F&S : En plus de votre réputation propre, le succès de votre nouvelle boutique à Londres est-il aussi porté par le fait qu’il y ait Harrods à côté, le Mandarin Oriental, Hyde Park et autres éléments analogues facteurs de tourisme ?
C.G. : Bien entendu, l’emplacement est très important. Ma boutique donne sur Hyde Park, ce qui plaît beaucoup aux clients ; de plus, le Berkeley Hotel est un bel établissement. Cette adresse, ça n’est pas juste un lieu de passage ; c’est un lieu de destination.
F&S : En parlant de voisinage, êtes-vous allé dîner au restaurant londonien de Salt Bea (Nusret Gokce de son vrai nom), qui est situé à deux minutes à pied du Berkeley ?

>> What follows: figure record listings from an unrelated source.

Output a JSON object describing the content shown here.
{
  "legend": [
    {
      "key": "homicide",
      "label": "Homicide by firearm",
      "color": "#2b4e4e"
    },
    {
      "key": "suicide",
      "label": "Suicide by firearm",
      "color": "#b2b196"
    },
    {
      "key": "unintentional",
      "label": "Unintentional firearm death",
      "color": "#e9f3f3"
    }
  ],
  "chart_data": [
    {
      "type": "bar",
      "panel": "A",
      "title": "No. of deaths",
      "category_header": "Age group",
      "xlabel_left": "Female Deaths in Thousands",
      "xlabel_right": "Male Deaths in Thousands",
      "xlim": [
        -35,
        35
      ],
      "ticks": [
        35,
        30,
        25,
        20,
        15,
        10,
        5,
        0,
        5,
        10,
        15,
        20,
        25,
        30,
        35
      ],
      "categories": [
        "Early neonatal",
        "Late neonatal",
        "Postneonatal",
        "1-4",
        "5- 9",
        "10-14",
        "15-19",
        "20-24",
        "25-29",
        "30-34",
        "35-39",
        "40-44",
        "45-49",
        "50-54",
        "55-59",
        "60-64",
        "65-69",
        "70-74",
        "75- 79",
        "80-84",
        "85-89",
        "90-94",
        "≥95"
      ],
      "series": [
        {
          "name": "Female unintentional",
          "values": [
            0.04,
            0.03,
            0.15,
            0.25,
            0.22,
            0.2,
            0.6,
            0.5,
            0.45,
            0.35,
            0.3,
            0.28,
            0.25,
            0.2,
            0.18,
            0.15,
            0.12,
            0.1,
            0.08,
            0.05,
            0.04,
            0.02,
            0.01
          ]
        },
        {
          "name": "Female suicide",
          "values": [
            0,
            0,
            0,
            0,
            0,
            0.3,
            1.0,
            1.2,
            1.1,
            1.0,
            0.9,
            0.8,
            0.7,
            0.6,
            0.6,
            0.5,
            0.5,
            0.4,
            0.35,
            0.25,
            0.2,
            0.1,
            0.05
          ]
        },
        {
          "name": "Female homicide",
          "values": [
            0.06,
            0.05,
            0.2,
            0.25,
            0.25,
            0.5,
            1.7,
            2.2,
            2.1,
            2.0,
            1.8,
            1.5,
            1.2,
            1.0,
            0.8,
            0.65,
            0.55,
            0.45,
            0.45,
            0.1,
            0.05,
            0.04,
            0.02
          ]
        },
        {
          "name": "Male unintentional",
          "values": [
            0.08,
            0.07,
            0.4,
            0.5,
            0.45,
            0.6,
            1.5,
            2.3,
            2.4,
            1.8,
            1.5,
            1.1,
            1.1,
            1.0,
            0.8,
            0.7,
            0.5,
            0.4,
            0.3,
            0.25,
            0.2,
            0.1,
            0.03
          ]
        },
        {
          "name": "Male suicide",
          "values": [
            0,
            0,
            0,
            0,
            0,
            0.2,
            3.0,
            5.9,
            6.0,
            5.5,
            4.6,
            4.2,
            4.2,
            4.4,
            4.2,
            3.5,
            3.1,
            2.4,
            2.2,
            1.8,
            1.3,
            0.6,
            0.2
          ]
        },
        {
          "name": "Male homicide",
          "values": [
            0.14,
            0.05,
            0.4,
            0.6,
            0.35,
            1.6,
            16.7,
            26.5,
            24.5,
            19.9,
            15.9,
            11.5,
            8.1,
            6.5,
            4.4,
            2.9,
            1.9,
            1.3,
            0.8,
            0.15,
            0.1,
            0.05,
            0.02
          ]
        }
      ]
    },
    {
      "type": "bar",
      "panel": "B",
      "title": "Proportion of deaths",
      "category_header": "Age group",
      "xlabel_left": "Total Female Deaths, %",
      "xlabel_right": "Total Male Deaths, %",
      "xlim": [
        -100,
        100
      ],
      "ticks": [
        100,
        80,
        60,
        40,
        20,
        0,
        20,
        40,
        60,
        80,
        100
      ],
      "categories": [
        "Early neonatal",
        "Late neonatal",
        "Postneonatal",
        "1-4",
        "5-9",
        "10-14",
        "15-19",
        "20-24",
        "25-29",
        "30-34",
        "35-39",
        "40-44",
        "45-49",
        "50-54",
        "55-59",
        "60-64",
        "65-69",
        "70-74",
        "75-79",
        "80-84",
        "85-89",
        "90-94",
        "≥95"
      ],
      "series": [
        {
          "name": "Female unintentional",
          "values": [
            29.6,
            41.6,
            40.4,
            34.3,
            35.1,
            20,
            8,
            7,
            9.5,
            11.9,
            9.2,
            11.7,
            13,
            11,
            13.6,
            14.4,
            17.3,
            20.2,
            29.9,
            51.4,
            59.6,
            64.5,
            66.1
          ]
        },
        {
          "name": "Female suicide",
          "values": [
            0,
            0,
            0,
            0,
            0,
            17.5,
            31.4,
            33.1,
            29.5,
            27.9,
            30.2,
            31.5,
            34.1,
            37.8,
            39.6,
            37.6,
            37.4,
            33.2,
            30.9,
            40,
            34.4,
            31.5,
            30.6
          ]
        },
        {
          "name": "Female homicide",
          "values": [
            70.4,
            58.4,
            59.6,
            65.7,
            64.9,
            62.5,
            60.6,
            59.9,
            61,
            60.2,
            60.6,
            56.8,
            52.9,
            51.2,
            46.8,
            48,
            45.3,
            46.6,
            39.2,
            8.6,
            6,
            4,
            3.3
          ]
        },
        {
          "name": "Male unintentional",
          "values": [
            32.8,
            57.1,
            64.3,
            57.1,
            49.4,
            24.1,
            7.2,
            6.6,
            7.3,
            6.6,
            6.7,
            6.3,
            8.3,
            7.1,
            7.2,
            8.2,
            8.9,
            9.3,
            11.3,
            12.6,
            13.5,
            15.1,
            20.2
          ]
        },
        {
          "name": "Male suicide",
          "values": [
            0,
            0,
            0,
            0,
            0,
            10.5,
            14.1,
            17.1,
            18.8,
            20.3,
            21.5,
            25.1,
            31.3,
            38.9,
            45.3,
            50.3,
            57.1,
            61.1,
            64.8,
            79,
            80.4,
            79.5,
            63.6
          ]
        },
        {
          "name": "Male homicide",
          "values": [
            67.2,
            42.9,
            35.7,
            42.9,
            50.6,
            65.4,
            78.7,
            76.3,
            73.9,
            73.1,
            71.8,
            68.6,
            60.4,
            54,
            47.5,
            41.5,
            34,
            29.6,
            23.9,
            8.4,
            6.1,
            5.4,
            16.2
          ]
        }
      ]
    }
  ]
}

C.G. : Oui, bien sûr, j’y ai dîné. J’y suis allé le premier, Nusret m’avait invité ; je l’ai invité à mon tour le lendemain, le jour de l’ouverture ; et il est venu au comptoir. Il a goûté toutes mes créations. J’ai rencontré une personne vraiment intéressante.
F&S : Au Cédric Grolet at The Berkeley, vous mettez l’accent sur le scone trompe-l’œil ; comment a-t-il été reçu par les locaux ?
C.G. : Il a eu du mal à démarrer ; mais depuis, il est passé numéro 1 des ventes ! J’en suis très content. Ce dessert intrigue les clients. Il restera tout le temps à la carte, avec une marmelade sur le côté qui changera chaque mois ou chaque deux mois, en fonction des saisons. Quant à moi, je me suis dit qu’en tant que chef pâtissier français, je ne devais pas faire un scone classique ; j’en fait au Meurice depuis 11 ans déjà. Donc pour Londres, j’ai opté pour un scone trompe-l’œil – le trompe-l’œil étant ma marque de fabrique.
F&S : Côté équipe, certains de vos chefs pâtissiers travaillent avec vous depuis des années ; comme Yohann Caron, avec vous depuis 11 ans. Ou François Deshayes, votre chef pâtissier au Meurice depuis 8 ans. Disposent-ils d’une liberté de création ?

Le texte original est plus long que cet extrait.